Dans le contexte actuel de forte tensions entre la Grèce et la Turquie, l'édifice représente un levier politique déterminant pour le président Erdogan, qui a fait du nationalisme turc et de l'islamisme le fondement de sa politique.

Sainte-Sophie en tant que siège historique du Patriarcat œcuménique chrétien orthodoxe est un élément fondamental de la culture et de l’histoire grecque. La Russie s’estime aussi garante du monde orthodoxe. Des députés russes n'ont d'ailleurs pas manqué de réagir.

"Si cela se produit, ce sera une provocation" a lancé ce mercredi le député du parti Russie unie Vyacheslav Nikonov, lors d'une prise de parole au sein du parlement russe. "En revanche, si les autorités turques laissent Sainte-Sophie sous son statut actuel, ce sera une marque de respect à la culture mondiale, en respectant le christianisme et l'orthodoxie. Et ce sera sans aucun doute un signe de respect pour notre pays, qui agit entre autres comme le principal partenaire commercial de la Turquie" a-t-il prévenu.

"Au Sud, nous allons avoir un vaste monde musulman unifié sous les Turcs.
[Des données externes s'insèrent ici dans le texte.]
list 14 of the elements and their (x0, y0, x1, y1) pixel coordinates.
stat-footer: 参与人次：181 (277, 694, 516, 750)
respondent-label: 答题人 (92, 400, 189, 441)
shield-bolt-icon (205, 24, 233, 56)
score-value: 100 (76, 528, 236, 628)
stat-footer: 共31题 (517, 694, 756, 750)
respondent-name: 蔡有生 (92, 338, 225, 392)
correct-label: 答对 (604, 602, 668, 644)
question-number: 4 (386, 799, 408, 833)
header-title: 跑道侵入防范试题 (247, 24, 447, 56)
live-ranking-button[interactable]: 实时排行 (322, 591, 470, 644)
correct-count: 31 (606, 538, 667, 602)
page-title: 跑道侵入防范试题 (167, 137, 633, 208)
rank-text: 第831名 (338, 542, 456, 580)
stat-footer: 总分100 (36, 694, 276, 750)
Et les Turcs nous ont toujours détestés, parce que nous avons arrêté leur conquête de l'Europe" a pour sa part lancé Vladimir Zhirinovsky, chef du Parti libéral démocrate de Russie, classé à l'extrême droite. "Aujourd'hui, ils s'opposent à nous en Libye, en Syrie, ils ne reconnaissent pas notre souveraineté en Crimée etc. Il ne s'agit pas seulement de changer le statut, il s'agit de déclencher une attaque contre Moscou" a-t-il ajouté.

Le Conseil d'Etat turc doit prendre prochainement une décision sur le statut de ce joyau, qui fut cathédrale, mosquée, et aujourd'hui musée. Le président Erdogan a déclaré que son gouvernement attendrait la décision de la juridiction pour agir.